6月5日から8日の日程で,韓国禮山郡の訪問団が金沢を訪れました。
禮山郡は韓国忠清南道にあり,韓国独立の英雄 尹奉吉(ユンボンギル)の生地です。尹奉吉が処刑され暗葬された跡地(野田山)を保存管理している縁で交流が続いています。4月末には私たち訪問団が禮山郡を訪問し,尹奉吉の祭亨と文化祭典への参加と交流を行ってきたところです。
今回の訪問団は,市祭が行われている日程に合わせて来県しました。尹奉吉が設立した農村運動団体「月進会」の会員,禮山郡の議員・行政関係,音楽芸術団体関係者総勢19名の参加者です。

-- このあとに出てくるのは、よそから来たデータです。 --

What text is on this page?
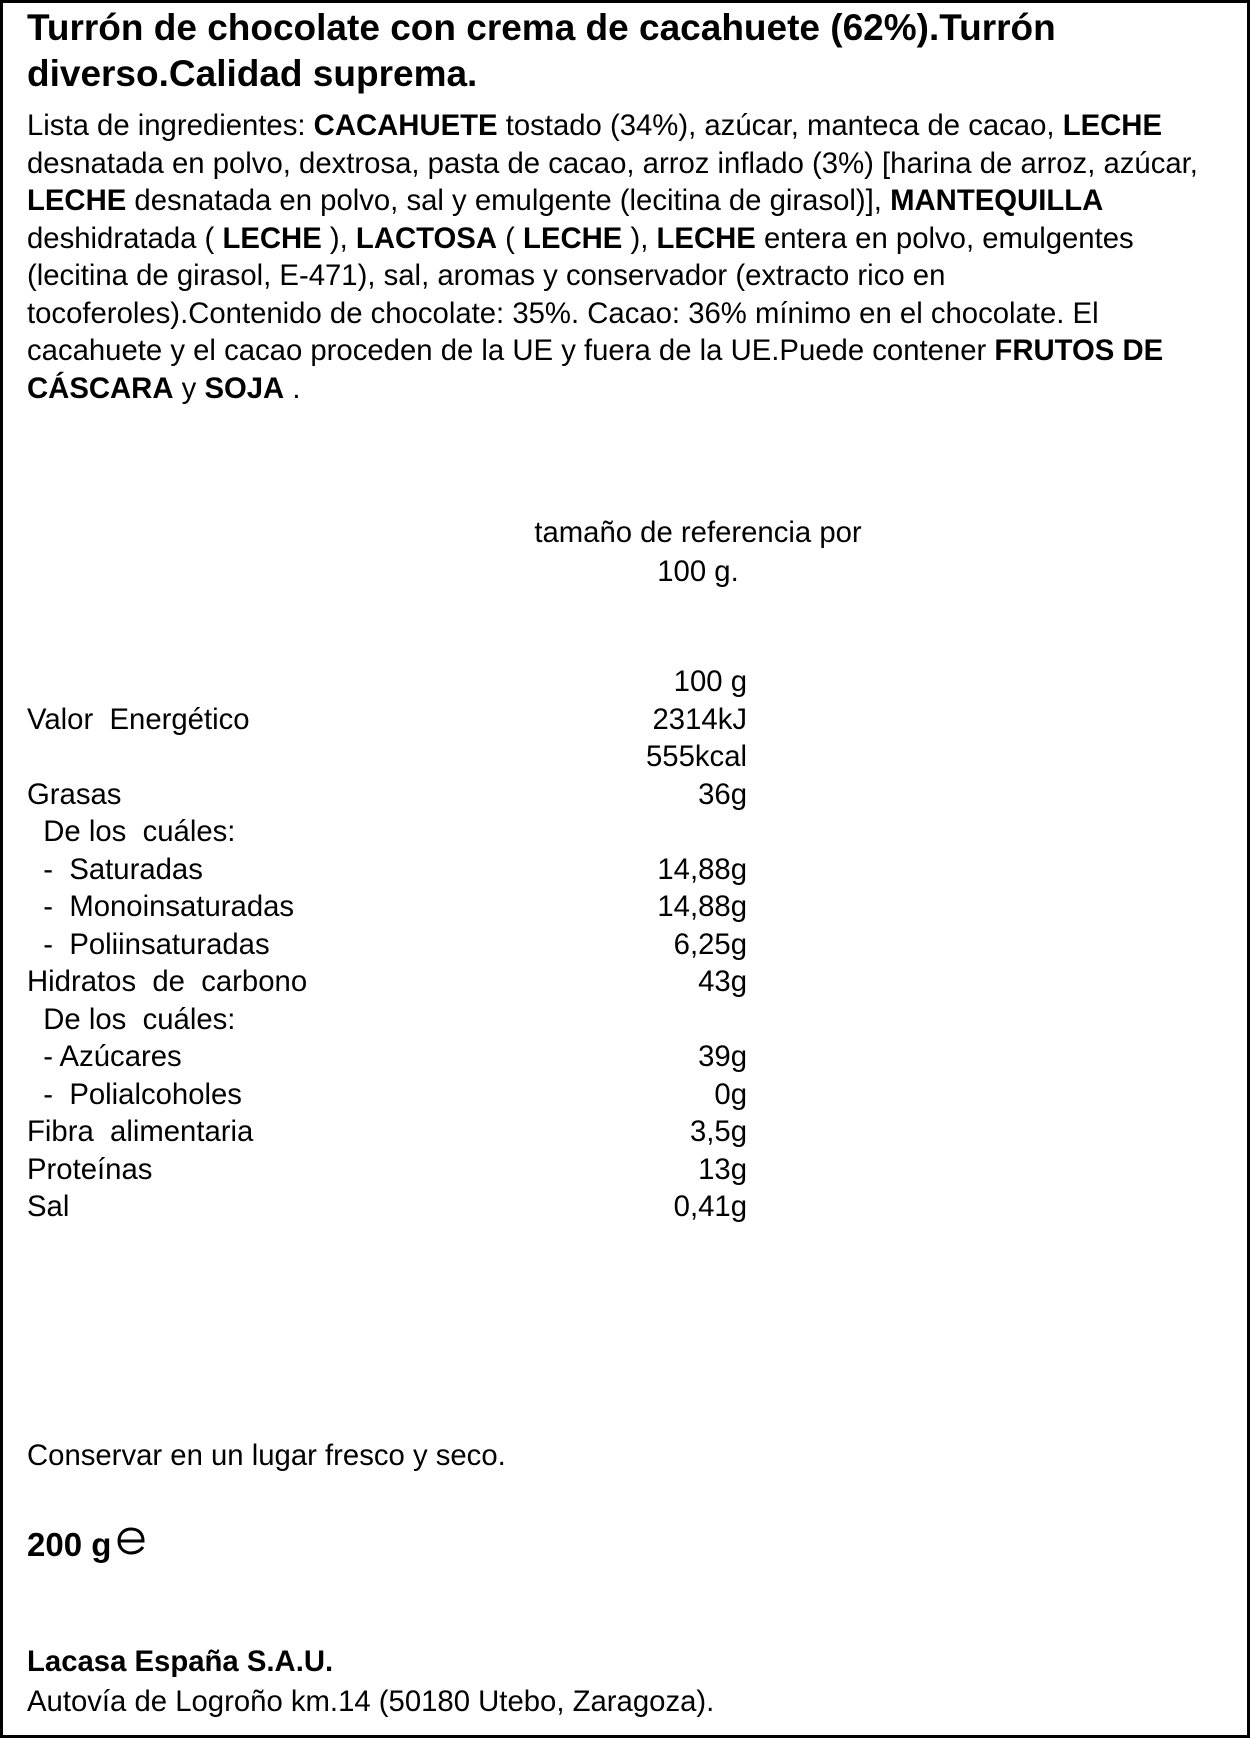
Turrón de chocolate con crema de cacahuete (62%).Turrón diverso.Calidad suprema.

Lista de ingredientes: CACAHUETE tostado (34%), azúcar, manteca de cacao, LECHE desnatada en polvo, dextrosa, pasta de cacao, arroz inflado (3%) [harina de arroz, azúcar, LECHE desnatada en polvo, sal y emulgente (lecitina de girasol)], MANTEQUILLA deshidratada ( LECHE ), LACTOSA ( LECHE ), LECHE entera en polvo, emulgentes (lecitina de girasol, E-471), sal, aromas y conservador (extracto rico en tocoferoles).Contenido de chocolate: 35%. Cacao: 36% mínimo en el chocolate. El cacahuete y el cacao proceden de la UE y fuera de la UE.Puede contener FRUTOS DE CÁSCARA y SOJA .

tamaño de referencia por
100 g.
100 g
Valor  Energético	2314kJ
555kcal
Grasas	36g
De los  cuáles:
-  Saturadas	14,88g
-  Monoinsaturadas	14,88g
-  Poliinsaturadas	6,25g
Hidratos  de  carbono	43g
De los  cuáles:
- Azúcares	39g
-  Polialcoholes	0g
Fibra  alimentaria	3,5g
Proteínas	13g
Sal	0,41g

Conservar en un lugar fresco y seco.

200 g

Lacasa España S.A.U.

Autovía de Logroño km.14 (50180 Utebo, Zaragoza).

5日は,小松空港に到着し昼食後すぐに野田山尹奉吉暗葬の跡に向かい,日本からの参加者10名あまりとともに,翫(いとう)住職の読経のもと追悼法要を行いました。その後,同じく野田山にある殉国記念碑の視察も行いました。
尹奉吉の遺骨発掘を行い,韓国諸団体と連携をとりながら,暗葬の跡地の保存と尹奉吉の顕彰に人生をかける在日の朴仁祚(パクインジョ)さんは今回も法要の準備に忙しく働いておられました。献花台や線香ろうそく立て,国旗や横断幕,座席や座布団,韓国のお経のテープやマイク・スピーカーなどこれまで自作も含めそろえてきたグッズを設置していきます。これまでも手伝いをしてきているのですが,その段取りを覚えて引き継ぐように頼まれています。しかし,朴さんの生きがいを奪えませんので,手伝いを続けたいと思っています。この暗葬の跡地は昨年度末,月進会日本支部が金沢市より永代使用の許可を得ました。この地を今後も大切に保存を行っていくことが,われわれ日本人の責任であると思います。

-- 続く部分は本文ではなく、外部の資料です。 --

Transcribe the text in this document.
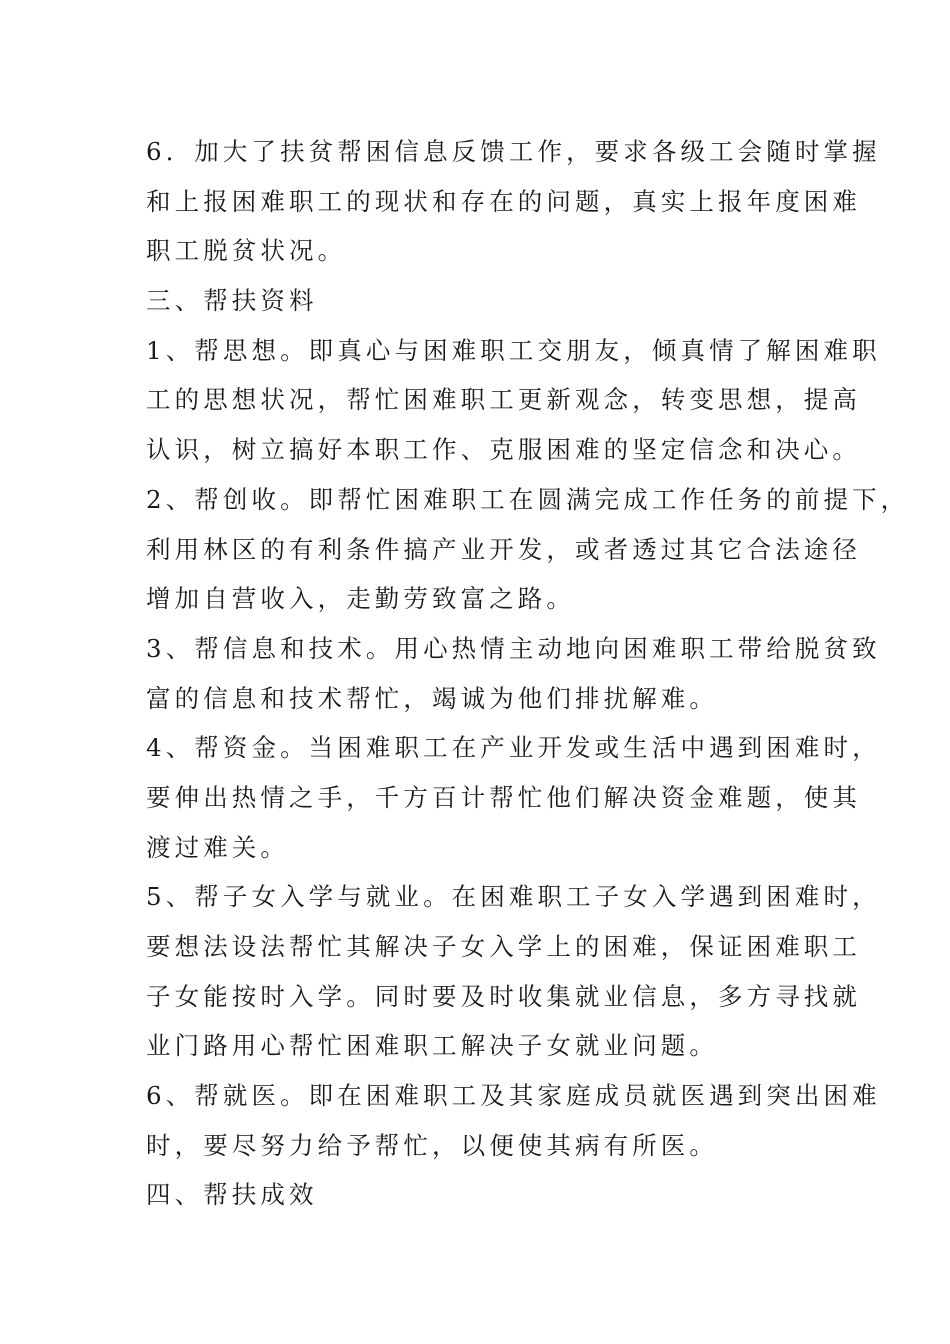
6．加大了扶贫帮困信息反馈工作，要求各级工会随时掌握
和上报困难职工的现状和存在的问题，真实上报年度困难
职工脱贫状况。
三、帮扶资料
1、帮思想。即真心与困难职工交朋友，倾真情了解困难职
工的思想状况，帮忙困难职工更新观念，转变思想，提高
认识，树立搞好本职工作、克服困难的坚定信念和决心。
2、帮创收。即帮忙困难职工在圆满完成工作任务的前提下，
利用林区的有利条件搞产业开发，或者透过其它合法途径
增加自营收入，走勤劳致富之路。
3、帮信息和技术。用心热情主动地向困难职工带给脱贫致
富的信息和技术帮忙，竭诚为他们排扰解难。
4、帮资金。当困难职工在产业开发或生活中遇到困难时，
要伸出热情之手，千方百计帮忙他们解决资金难题，使其
渡过难关。
5、帮子女入学与就业。在困难职工子女入学遇到困难时，
要想法设法帮忙其解决子女入学上的困难，保证困难职工
子女能按时入学。同时要及时收集就业信息，多方寻找就
业门路用心帮忙困难职工解决子女就业问题。
6、帮就医。即在困难职工及其家庭成员就医遇到突出困难
时，要尽努力给予帮忙，以便使其病有所医。
四、帮扶成效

法要の最後に,尹奉吉義士共の会会長の田村光彰さん,4月に新しく韓国月進会の会長に就任された李佑宰(イ・ウジェ)さん,前会長の尹圭相(ユン・ギュサン)さんのご挨拶と,朴さんの説明があり,参加者全員で,尹奉吉義士の冥福を祈るとともに,今後の北東アジアの平和に向けて互いの努力を誓い合いました。
その後,市役所に山出市長を表敬訪問しました。山出市長からは不幸な歴史を乗り越え未来に向けた友好関係を続けていきたい旨の挨拶がありました。李会長は「昔のことは忘れました」と述べられましたが,そんなことはあるはずがありません。今後の新しい友好関係構築の方向を強調されての言葉と受け止め,私たち日本人は歴史の事実を忘れることなく,過ちを繰り返さない決意をもっていかねばなりません。

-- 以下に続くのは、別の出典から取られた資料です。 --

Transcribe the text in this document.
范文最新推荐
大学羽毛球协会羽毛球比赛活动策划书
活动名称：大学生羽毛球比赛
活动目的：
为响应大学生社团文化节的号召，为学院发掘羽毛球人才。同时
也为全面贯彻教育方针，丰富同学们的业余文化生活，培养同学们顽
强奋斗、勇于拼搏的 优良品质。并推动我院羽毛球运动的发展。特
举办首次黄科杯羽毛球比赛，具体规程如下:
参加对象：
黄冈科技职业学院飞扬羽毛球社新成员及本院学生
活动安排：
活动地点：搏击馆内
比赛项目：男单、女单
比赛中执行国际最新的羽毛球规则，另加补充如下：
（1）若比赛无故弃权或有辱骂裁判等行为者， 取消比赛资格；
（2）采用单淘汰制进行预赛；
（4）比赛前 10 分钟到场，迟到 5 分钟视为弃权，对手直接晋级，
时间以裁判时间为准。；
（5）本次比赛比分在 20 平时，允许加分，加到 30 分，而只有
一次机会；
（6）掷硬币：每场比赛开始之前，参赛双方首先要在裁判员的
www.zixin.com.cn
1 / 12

5日は,市と尹奉吉義士共の会共催の夕食歓迎宴が開催されました。
6日には,東原町の中山間地農業振興による地域おこしの視察を行い,午後からは百万石行列を観覧しました。
7日は,金沢市の戸室リサイクルプラザで環境廃棄物処理について,荒山町での子育て農業応援団の活動,金沢市農業センターを視察しました。農業地域である禮山郡のみなさん,さすがに農業問題にはプロの視点で質問や意見を述べておられました。
夕食は,昨年同様料理持ち寄りのもてなし交流会となりました。30数名の参加により,余興や歌も飛び出し,会は盛り上がり,これからのかたい友情と活発な交流を参加者全員で確認しあいました。